PCV. — Se dice mucho de él: que fue el asesino del realismo mágico en latinoamérica, que le copió descaradamente a Salinger cuando escribió Mala Onda, que no es un escritor de verdad, que ocupa muchos puntos y frases cortas, que su ópera prima cinematográfica –Se arrienda– fue un bodrio, que es un burgués con ínfulas de clase media letrada o que es un intelectual aspiracional, que piensa como gringo, que le encanta Estados Unidos, etc., etc.
Alberto Fuguet (Chile, 1964) es un personaje amado y odiado, especialmente en la fauna literaria. Su doble militancia de cinéfilo y escritor le ha costado caro, aunque él mismo ha explicado -en una declaración de principios- que su verdadero amor son las películas.

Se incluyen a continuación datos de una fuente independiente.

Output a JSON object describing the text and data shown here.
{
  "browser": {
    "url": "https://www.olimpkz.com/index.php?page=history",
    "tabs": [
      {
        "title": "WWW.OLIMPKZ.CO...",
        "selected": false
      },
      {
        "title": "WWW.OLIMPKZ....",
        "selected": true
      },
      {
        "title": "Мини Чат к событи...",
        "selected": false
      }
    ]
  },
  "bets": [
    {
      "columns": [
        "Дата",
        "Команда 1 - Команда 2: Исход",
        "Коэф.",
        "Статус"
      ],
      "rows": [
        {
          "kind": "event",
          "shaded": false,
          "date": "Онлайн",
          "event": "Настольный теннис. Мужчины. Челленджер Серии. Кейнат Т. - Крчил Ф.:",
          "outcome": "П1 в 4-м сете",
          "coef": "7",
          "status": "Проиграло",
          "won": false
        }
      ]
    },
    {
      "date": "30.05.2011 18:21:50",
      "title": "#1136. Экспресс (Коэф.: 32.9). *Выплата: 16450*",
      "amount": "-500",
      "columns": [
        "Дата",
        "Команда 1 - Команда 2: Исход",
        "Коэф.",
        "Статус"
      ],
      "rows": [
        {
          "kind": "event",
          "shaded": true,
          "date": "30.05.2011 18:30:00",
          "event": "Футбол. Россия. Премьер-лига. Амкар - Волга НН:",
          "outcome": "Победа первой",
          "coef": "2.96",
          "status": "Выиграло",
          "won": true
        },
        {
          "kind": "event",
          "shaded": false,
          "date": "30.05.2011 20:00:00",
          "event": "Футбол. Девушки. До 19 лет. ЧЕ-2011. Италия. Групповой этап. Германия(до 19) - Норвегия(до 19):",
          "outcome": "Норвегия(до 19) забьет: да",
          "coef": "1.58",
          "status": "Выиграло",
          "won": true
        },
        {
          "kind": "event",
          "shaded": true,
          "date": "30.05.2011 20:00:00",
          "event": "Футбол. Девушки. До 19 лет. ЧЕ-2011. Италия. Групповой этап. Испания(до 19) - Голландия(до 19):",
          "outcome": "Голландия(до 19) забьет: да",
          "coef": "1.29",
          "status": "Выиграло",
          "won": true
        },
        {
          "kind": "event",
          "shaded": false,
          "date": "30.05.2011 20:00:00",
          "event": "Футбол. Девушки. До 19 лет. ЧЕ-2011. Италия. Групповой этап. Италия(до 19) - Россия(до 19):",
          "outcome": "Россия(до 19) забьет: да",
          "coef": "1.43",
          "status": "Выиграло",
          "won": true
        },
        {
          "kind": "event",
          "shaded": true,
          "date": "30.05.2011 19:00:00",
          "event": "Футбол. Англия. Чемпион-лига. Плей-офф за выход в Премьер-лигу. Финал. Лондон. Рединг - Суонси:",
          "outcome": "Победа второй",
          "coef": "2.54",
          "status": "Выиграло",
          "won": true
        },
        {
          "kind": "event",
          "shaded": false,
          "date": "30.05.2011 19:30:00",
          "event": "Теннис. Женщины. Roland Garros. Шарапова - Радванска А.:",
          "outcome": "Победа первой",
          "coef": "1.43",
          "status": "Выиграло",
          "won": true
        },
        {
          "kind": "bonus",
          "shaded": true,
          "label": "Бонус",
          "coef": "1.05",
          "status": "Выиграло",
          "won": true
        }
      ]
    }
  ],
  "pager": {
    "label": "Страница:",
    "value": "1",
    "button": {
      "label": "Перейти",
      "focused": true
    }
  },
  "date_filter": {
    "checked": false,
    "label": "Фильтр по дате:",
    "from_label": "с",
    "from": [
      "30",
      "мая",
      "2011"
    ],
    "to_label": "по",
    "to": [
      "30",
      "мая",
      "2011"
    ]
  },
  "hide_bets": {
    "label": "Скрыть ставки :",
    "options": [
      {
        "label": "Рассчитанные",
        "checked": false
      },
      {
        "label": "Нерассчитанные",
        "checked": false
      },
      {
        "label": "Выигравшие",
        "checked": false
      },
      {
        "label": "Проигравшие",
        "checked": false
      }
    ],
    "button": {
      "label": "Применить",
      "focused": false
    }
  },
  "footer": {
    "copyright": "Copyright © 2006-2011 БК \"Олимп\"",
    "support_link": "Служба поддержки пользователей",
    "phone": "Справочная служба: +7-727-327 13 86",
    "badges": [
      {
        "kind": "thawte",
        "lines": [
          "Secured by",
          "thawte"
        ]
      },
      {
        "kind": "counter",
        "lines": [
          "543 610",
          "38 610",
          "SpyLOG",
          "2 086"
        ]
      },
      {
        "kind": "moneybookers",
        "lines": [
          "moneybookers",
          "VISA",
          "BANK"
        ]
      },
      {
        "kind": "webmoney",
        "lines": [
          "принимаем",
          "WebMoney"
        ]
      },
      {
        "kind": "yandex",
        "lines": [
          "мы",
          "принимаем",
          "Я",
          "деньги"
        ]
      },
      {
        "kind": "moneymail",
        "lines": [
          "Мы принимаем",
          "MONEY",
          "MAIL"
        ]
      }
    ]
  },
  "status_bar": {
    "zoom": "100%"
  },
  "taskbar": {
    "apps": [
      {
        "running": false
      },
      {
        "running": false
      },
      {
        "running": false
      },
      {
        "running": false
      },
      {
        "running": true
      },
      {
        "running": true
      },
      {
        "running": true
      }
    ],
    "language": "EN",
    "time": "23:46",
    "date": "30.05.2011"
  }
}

Sus libros son consumidos por un público cautivo, aún cuando la crítica literaria sea despiadada con él (si pueden revisen el comentario de Juan Manuel Vial a Apuntes Autistas en el suplemento «Cultura», de La Tercera) y algunos de sus textos han pasado a formar parte del canon de lecturas escolares. Sus opiniones, como el desdén por la visita de Morricone a Chile, sacan ronchas hasta en sus fanáticos. Hoy acaba de publicar Mi cuerpo es una celda, una biografía del colombiano Andrés Caicedo, quien se suicidó a los 25 años de edad y dejó un legado de cultura urbana y cinematográfica situado en las antípodas de la herencia de García Márquez.
¿Es imprescindible Fuguet? ¿Hay que leerlo? ¿Hay que verlo? ¿Hay que amarlo, odiarlo, ignorarlo? Usted decida.